Un bilan calamiteux de la recherche biomédicale française
septembre 2007
Bilan calamiteux de la recherche biomédicale française dans les Echos du 24 juillet 2007, par Philippe Even (président de l’Institut Necker) et Alain Perez (journaliste) - voir le compte rendu de leur article sur la méthode d’évaluation mise au point par l’Institut Necker dans le précédent billet.
" Le budget civil de recherche et développement de la France (BCRD) est d’environ 15 milliards d’euros ", dont 21 %, soit 2,9 milliards d’euros, est consacré aux sciences du vivant. Parmi celles-ci, la recherche biomédicale reçoit environ 1,45 milliards d’euros, répartis entre CNRS, ANR, universités et divers. Les sciences humaines et sociales reçoivent environ 7 % du BCRD.
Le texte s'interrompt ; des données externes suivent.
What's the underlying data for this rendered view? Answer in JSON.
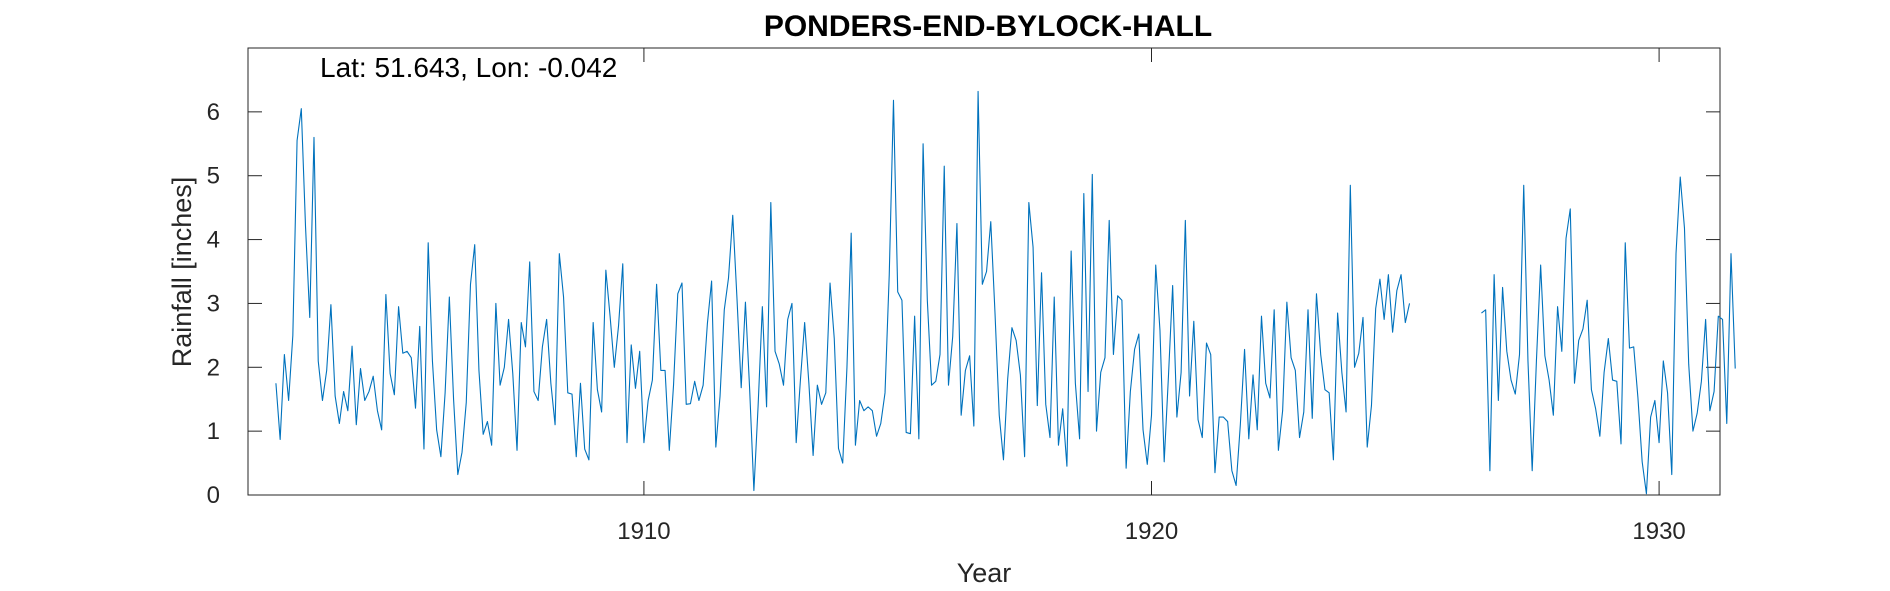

Cela représente environ 30 000 chercheurs et 1 000 laboratoires, implantés dans une cinquantaine de villes. C’est précisément la première faiblesse de la recherche française : cette dispersion empêche la plupart des centres d’atteindre la masse critique efficace. " Alors que la biologie américaine se concentre dans 15 villes des côtes est et ouest et laisse vide les quatre cinquièmes du territoire hormis Chicago et le Texas, l’Etat et les régions ont implanté (...) une multitude de petites structures isolées, vouées dès le départ à l’échec." Les chercheurs, isolés, travaillent dans des centres mal équipés. Leur " créativité " et leur "production " " varient dans un rapport 1 à 200. "
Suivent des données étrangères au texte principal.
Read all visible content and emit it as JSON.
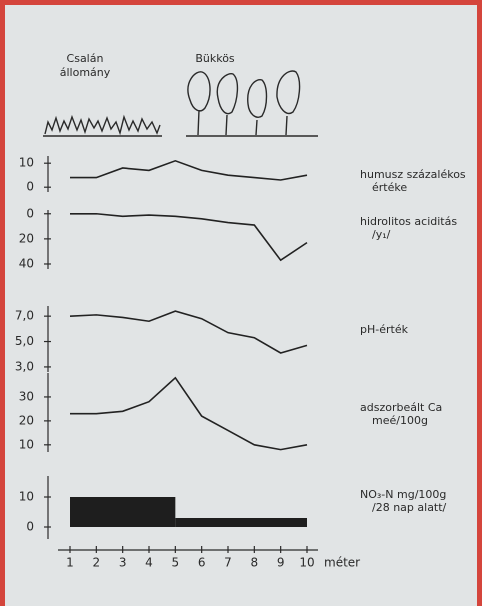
{
  "header": {
    "left_label_lines": [
      "Csalán",
      "állomány"
    ],
    "right_label": "Bükkös"
  },
  "chart_data": [
    {
      "type": "line",
      "title": [
        "humusz százalékos",
        "értéke"
      ],
      "x": [
        1,
        2,
        3,
        4,
        5,
        6,
        7,
        8,
        9,
        10
      ],
      "values": [
        4,
        4,
        8,
        7,
        11,
        7,
        5,
        4,
        3,
        5
      ],
      "ylim": [
        -2,
        13
      ],
      "yticks": [
        0,
        10
      ],
      "color": "#222222"
    },
    {
      "type": "line",
      "title": [
        "hidrolitos aciditás",
        "/y₁/"
      ],
      "x": [
        1,
        2,
        3,
        4,
        5,
        6,
        7,
        8,
        9,
        10
      ],
      "values": [
        0,
        0,
        2,
        1,
        2,
        4,
        7,
        9,
        37,
        23
      ],
      "ylim": [
        44,
        -3
      ],
      "yticks": [
        0,
        20,
        40
      ],
      "color": "#222222"
    },
    {
      "type": "line",
      "title": [
        "pH-érték"
      ],
      "x": [
        1,
        2,
        3,
        4,
        5,
        6,
        7,
        8,
        9,
        10
      ],
      "values": [
        7.0,
        7.1,
        6.9,
        6.6,
        7.4,
        6.8,
        5.7,
        5.3,
        4.1,
        4.7
      ],
      "ylim": [
        2.6,
        7.8
      ],
      "yticks": [
        {
          "value": 7,
          "label": "7,0"
        },
        {
          "value": 5,
          "label": "5,0"
        },
        {
          "value": 3,
          "label": "3,0"
        }
      ],
      "color": "#222222"
    },
    {
      "type": "line",
      "title": [
        "adszorbeált Ca",
        "meé/100g"
      ],
      "x": [
        1,
        2,
        3,
        4,
        5,
        6,
        7,
        8,
        9,
        10
      ],
      "values": [
        23,
        23,
        24,
        28,
        38,
        22,
        16,
        10,
        8,
        10
      ],
      "ylim": [
        7,
        40
      ],
      "yticks": [
        30,
        20,
        10
      ],
      "color": "#222222"
    },
    {
      "type": "histogram",
      "title": [
        "NO₃-N mg/100g",
        "/28 nap alatt/"
      ],
      "bins": [
        1,
        5,
        10
      ],
      "values": [
        10,
        3
      ],
      "ylim": [
        -4,
        17
      ],
      "yticks": [
        10,
        0
      ],
      "color": "#1e1e1e",
      "xlim": [
        1,
        10
      ],
      "xticks": [
        1,
        2,
        3,
        4,
        5,
        6,
        7,
        8,
        9,
        10
      ],
      "xlabel": "méter"
    }
  ]
}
Six centres seulement sont de niveau international (en utilisant la méthode d’évaluation de Necker). Beaucoup de centres sont "en stagnation ou en déclin", vivant sur une réputation ancienne, mais non actualisée, dont certains ont encore une aura prestigieuse (Collège de France, " à une ou deux équipes près ", par exemple). " Plus inquiétant encore est l’échec marqué des départements de biologie de toutes les facultés des sciences, souvent liées au CNRS, alors que ces universités sont au plus haut niveau dans d’autres disciplines (mathématiques, physique ou géosciences)." Certains centres sont même " à la dérive ".
Les auteurs ne sont pas tendres avec les hospitalo-universitaires : " Une grande part de la recherche clinique n’est plus que de la participation minoritaire à de vastes essais thérapeutiques multicentriques, (...) dont une large part, financée par l’industrie pharmaceutique, est de faible crédibilité et seulement au service de sa conquête des grands marchés."
Ils proposent plusieurs pistes pour la "relance" :
- Imposer un système d’évaluation indépendant et rigoureux.
Accroître sensiblement les moyens dévolus à la formation et la recherche.
Revoir les structures avant d’augmenter les moyens.
Doubler le salaire des chercheurs les plus méritants.
Privilégier les grands instituts multidisciplinaires abritant de nombreuses petites équipes, réunies autour d’un projet précis de trois à quatre ans, largement dotées
Titulariser les chercheurs entre 35 et 40 ans, en leur donnant une grande liberté pour valoriser leurs découvertes, qui devraient leur appartenir autant qu’à leurs employeurs.